Ela procurou por todo o lado.
Levantou as almofadas do sofá e enfiou a mão na fenda por onde desaparece o comando da televisão, mas só encontrou uma moeda de vinte cêntimos e uns fiapos de cotão. Procurou por baixo do sofá, levantou o tapete, vasculhou todas as latas e caixinhas onde moram as pilhas, os porta-chaves e os passes antigos. Inspecionou a caixa de costura, mas nem depois de se picar numa agulha traiçoeira e de chacoalhar o frasco dos botões, encontrou o que procurava.
Passou à estante. Folheou livros, revistas, guias turísticos.

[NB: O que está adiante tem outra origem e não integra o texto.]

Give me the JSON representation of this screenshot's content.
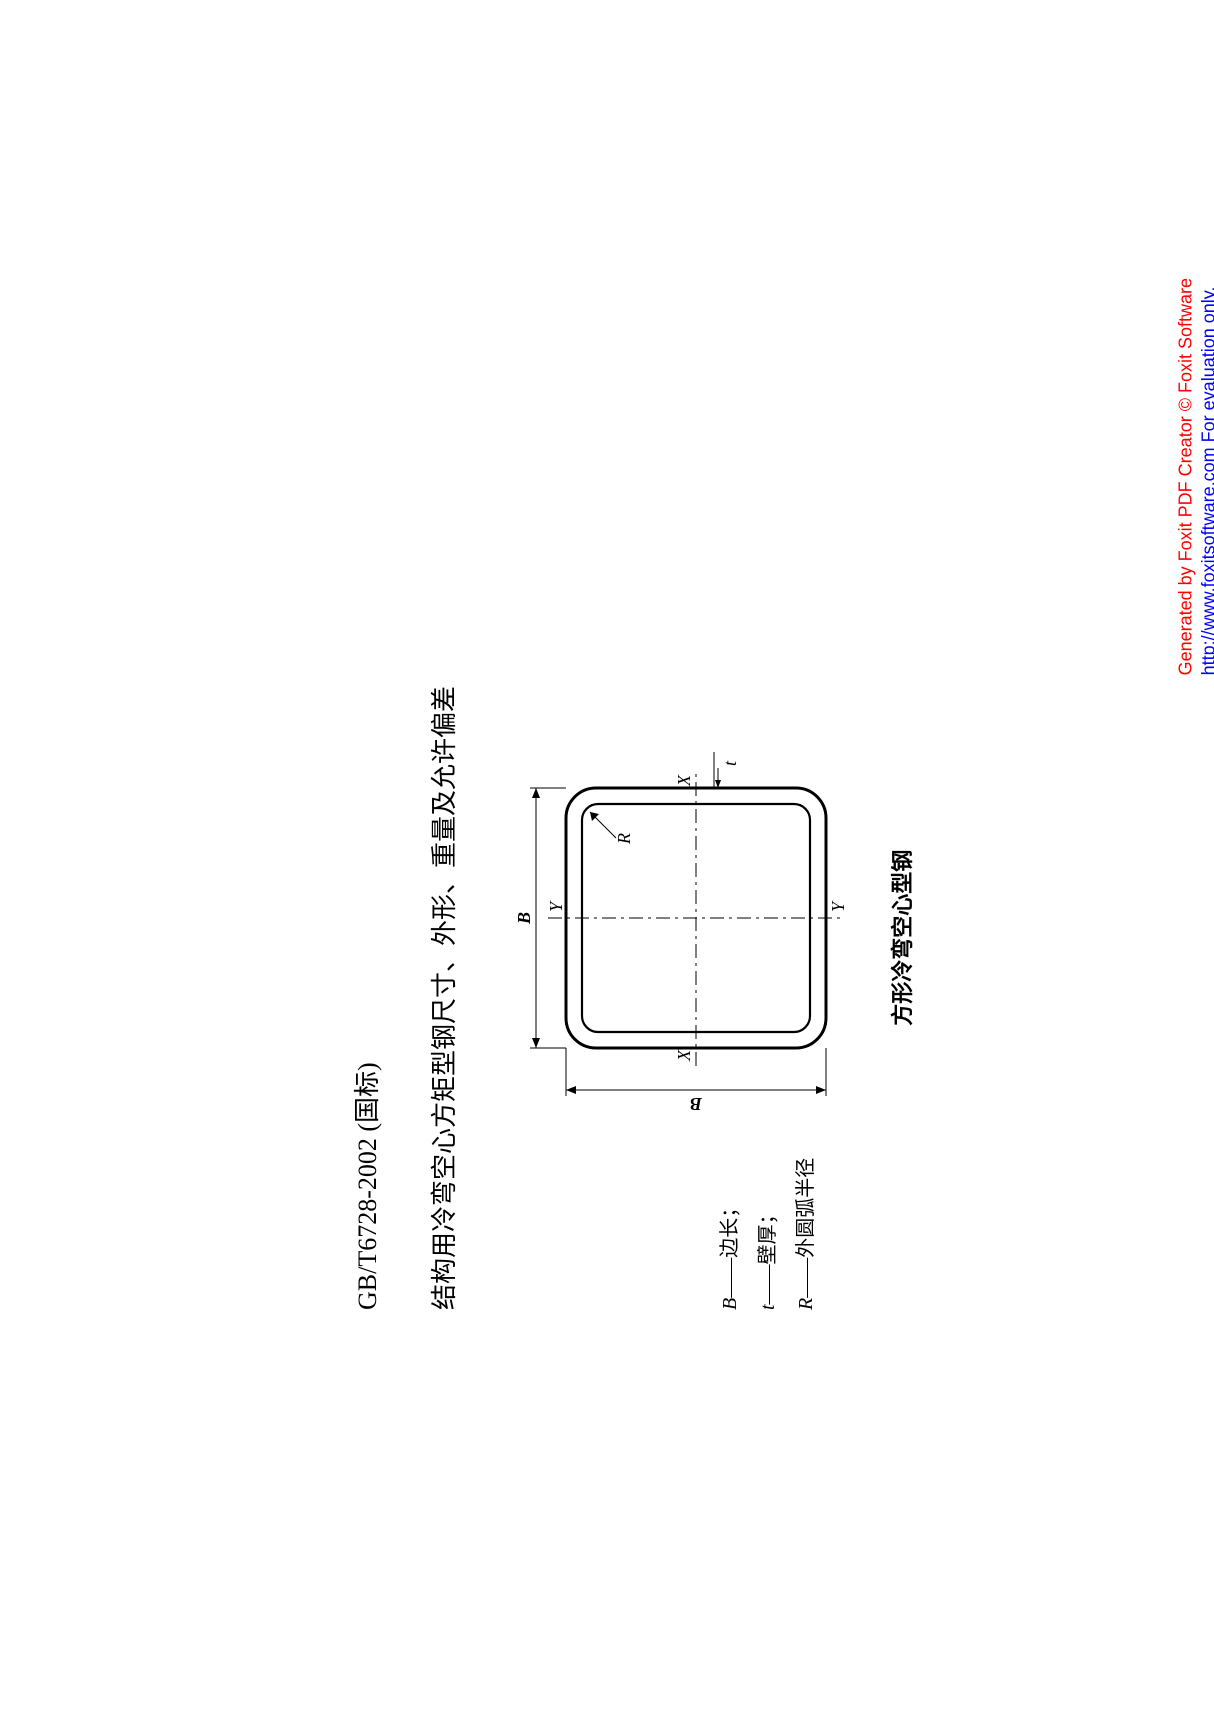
{
  "watermark": {
    "line1": "Generated by Foxit PDF Creator © Foxit Software",
    "line2_url": "http://www.foxitsoftware.com",
    "line2_tail": "   For evaluation only.",
    "color_line1": "#ff0000",
    "color_line2": "#0000ff",
    "fontsize": 18
  },
  "standard_number": "GB/T6728-2002 (国标)",
  "title": "结构用冷弯空心方矩型钢尺寸、外形、重量及允许偏差",
  "legend": {
    "B": {
      "sym": "B",
      "desc": "边长；"
    },
    "t": {
      "sym": "t",
      "desc": "壁厚；"
    },
    "R": {
      "sym": "R",
      "desc": "外圆弧半径"
    }
  },
  "figure_caption": "方形冷弯空心型钢",
  "diagram": {
    "type": "diagram",
    "outer_size": 260,
    "wall_t": 16,
    "corner_R": 30,
    "inner_corner_R": 16,
    "stroke_color": "#000000",
    "stroke_width_outer": 3,
    "stroke_width_inner": 2.2,
    "centerline_width": 1,
    "labels": {
      "B_side": "B",
      "B_top": "B",
      "X": "X",
      "Y": "Y",
      "R": "R",
      "t": "t"
    },
    "label_fontsize": 18,
    "label_fontstyle": "italic",
    "background_color": "#ffffff"
  }
}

Verificou bem, para ter a certeza de que não estava por entre páginas, perdido. Procurou também na pasta das faturas, nos envelopes, nas cartas. Procurou nos cadernos e blocos de notas, na agenda e até nos papelinhos amarelos que tem colados em redor da escrivaninha. Só uma lista de compras, nada mais.
No álbum das fotografias também não estava, mas ainda assim apreciou as fotos dos Carnavais da infância, com as fatiotas feitas pela mãe e os olhos brilhantes, febris das viroses de inverno.
Procurou nas gavetas. No meio das meias, dos pijamas, da roupa de desporto. Procurou na caixa das bijuterias, na gaveta da casa de banho e no nécessaire, mas só encontrou as coisas de todos os dias e um creme que comprou por impulso e de que nunca chegou a gostar.
Passou à cozinha, mas não estava. Não havia nada no frigorífico além do necessário à sobrevivência e não seria no armário dos tupperwares, onde as tampas se perdem para sempre, que iria encontrar alguma coisa. Fez um chá, procurou na janela de olhar perdido, parou para regar as plantas da varanda e até teve esperança de o encontrar ali, algures, entre o aloé vera e o abacateiro, que fez nascer de um caroço e que já pede transplante. Nada.
Voltou ao quarto, levantou os lençóis e procurou na frincha entre o colchão e a madeira da cama, onde costuma perder a meia do pé esquerdo. Não encontrou. Nem as meias, que parecem ter caído no buraco-negro-dos-pés-gelados, nem aquilo de que tanto precisava. Voltou-se para o espelho e, pelo sim pelo não, confirmou se não estaria na cabeça, como tantas vezes acontece com os óculos das pessoas que só veem mal ao perto. Não estava.
Passou o dedo rápido no ecrã do telemóvel, fez scroll down no Instagram, depois no Facebook e finalmente no Twitter. Abriu o email, apagou o spam. Espreitou os sites de notícias, respondeu a algumas mensagens no WhatsApp. Bocejou. Não seria naquela rotina automatizada, de contacto com as trivialidades do mundo e da vida alheia, que encontraria o que procurava e sentiu até que, pelo contrário, essa busca entediada pela novidade só a afastava ainda mais do que era realmente importante encontrar.
Frustrada e farta da busca inglória, decidiu sair de casa. Passeou nas ruas. Sentou-se em vários bancos de jardim. Mesas de café. Salas de espera de consultórios. Barbearias e paragens de autocarro. Desceu até à estação de comboio e procurou nos abraços de despedida no cais, no meio das multidões apressadas, nas conversas alheias, nas histórias inventadas que imaginou para a vida de quem passava. E até no formato das nuvens, na ameaça de chuva, nos pássaros, sempre em busca de algum indício que pudesse apontar-lhe um caminho para chegar ao que procurava. O ócio! Pensou. Talvez um banho quente, uma soneca, uma aula de yoga, pudessem ajudá-la. Toda a gente sabe que deixar de procurar é, muitas vezes, a forma mais eficaz de achar o que se procura e que a ansiedade da busca é sempre contraproducente. Fez um esforço para relaxar. (E fazer esforço para relaxar é bem capaz de ser um dos paradoxos mais recorrentes do nosso tempo). Experimentou a meditação. Não deu. Respirar é mais fácil quando não se pensa muito nisso.
Estava cansada. Sobretudo de procurar. Depois de tanta busca era claríssimo: o tema da próxima crónica não estava em lado nenhum! Decidiu ir de férias.